I most often talk about trauma in reference to children who suffer from Reactive Attachment Disorder (RAD) and the families who raise them but I'm often asked, "Well, what exactly constitutes a trauma?"

Psychological trauma is an individual's experience of a one-time occurrence or ongoing condition where:
1. The individual cannot integrate their emotional experience (overwhelm) or
2. The individual experiences a threat to life, body, or sanity.1

Common examples:
  • Experiencing war as a soldier or close to home
  • Assault: physical or sexual 
  • Domestic violence: experiencing directly or witnessing2
  • Adult abusing child: physical, psychological, sexual
  • Natural disasters 
  • Terrorist attack
Less common examples:
  • Witnessing3 death or injury
  • Child on child abuse: physical, psychological, sexual
  • Divorce
  • Adoption, even as an infant. (Loss of bio family at best, or worse, the child is removed from the bio home because of abuse or neglect.)
  • Neglect: emotional and physical
  • Verbal abuse
  • Psychological abuse
  • Abandonment
  • Incest 
  • Nontraditional domestic violence (where a child harms the family): experiencing directly or witnessing2
  • Medical interventions
You may be thinking, "Oh please, my parents divorced and I'm just fine." Your point is valid--for you. Here's the thing about trauma though: it's a subjective experience of an objective event. Not everyone responds to an event the same way. Two people can experience the exact same thing, one will walk away unscathed and the other will be traumatized.

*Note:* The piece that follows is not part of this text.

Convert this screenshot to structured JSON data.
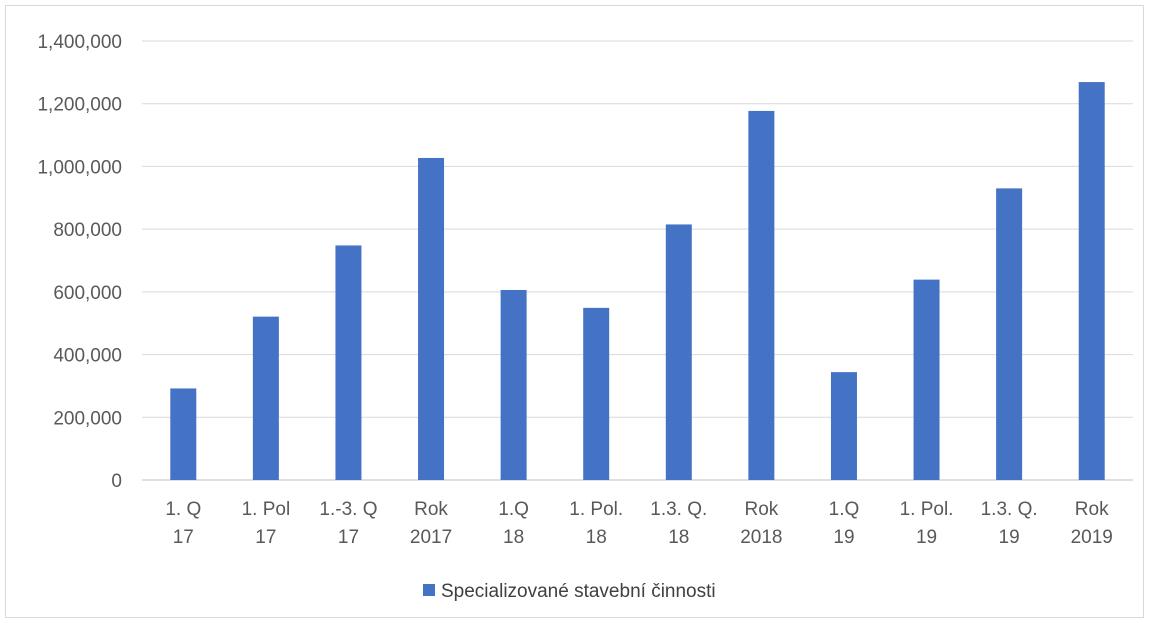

The more powerless you feel in a frightening situation, the more traumatized you will be. 

Psychological effects are likely to be most severe if the trauma is:
  1. Human caused 
  2. Repeated 
  3. Unpredictable 
  4. Multifaceted 
  5. Sadistic
  6. Undergone in childhood 
  7. And perpetrated by a caregiver3
And that is where many of the children with Reactive Attachment Disorder come from. When you read that list, it's not hard to understand why these children are the way they are.

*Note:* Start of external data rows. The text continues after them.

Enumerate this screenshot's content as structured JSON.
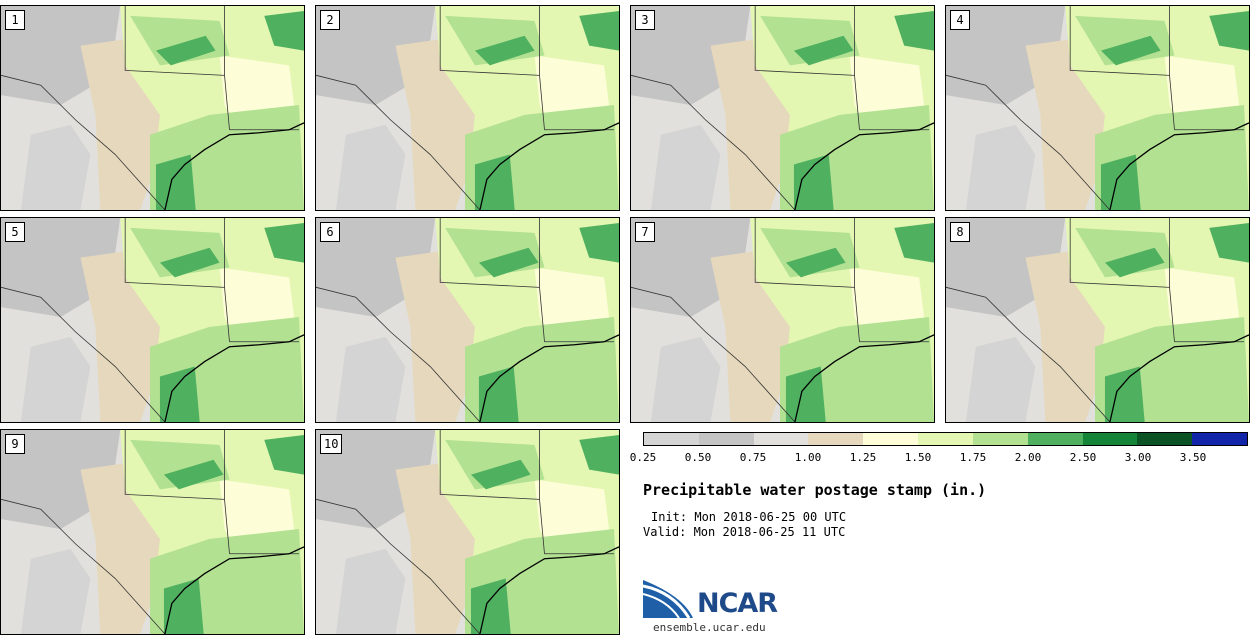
{
  "stamps": [
    {
      "label": "1"
    },
    {
      "label": "2"
    },
    {
      "label": "3"
    },
    {
      "label": "4"
    },
    {
      "label": "5"
    },
    {
      "label": "6"
    },
    {
      "label": "7"
    },
    {
      "label": "8"
    },
    {
      "label": "9"
    },
    {
      "label": "10"
    }
  ],
  "colorbar": {
    "colors": [
      "#d4d4d4",
      "#c4c4c4",
      "#e2e0dc",
      "#e6d8bc",
      "#fdfdd8",
      "#e4f7b2",
      "#b2e192",
      "#4fb15f",
      "#148538",
      "#0b5224",
      "#1224a8"
    ],
    "ticks": [
      "0.25",
      "0.50",
      "0.75",
      "1.00",
      "1.25",
      "1.50",
      "1.75",
      "2.00",
      "2.50",
      "3.00",
      "3.50"
    ]
  },
  "title": "Precipitable water postage stamp (in.)",
  "init": "Init: Mon 2018-06-25 00 UTC",
  "valid": "Valid: Mon 2018-06-25 11 UTC",
  "logo": {
    "text": "NCAR",
    "url": "ensemble.ucar.edu",
    "color": "#1f4a8a"
  }
}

Hi, I'm Julia and I'm a trauma-informed certified Equine Gestalt Coach, Reiki Master, and artist. I combine my skills to create an individualized care plan for each client. As an adoptive mother of two (one healthy and one with RAD), I am intimately familiar with the trials and tribulations RAD moms and their glass children face as they navigate the muddy waters of life with a mentally ill child. While I see many types of people in my practice, my heart and my specialty is the health and healing of RAD moms and their glass children. 
Learn more at The Mother Ranch.



 --
1Pearlman & Saakvitne, 1995, pg 60

2 Witnessing trauma: The more attached you are to the victim, the greater the distress. It is particularly horrifying for a child to witness violence in any form toward their mother/primary caregiver both in and of itself and for fear of losing their main source of security.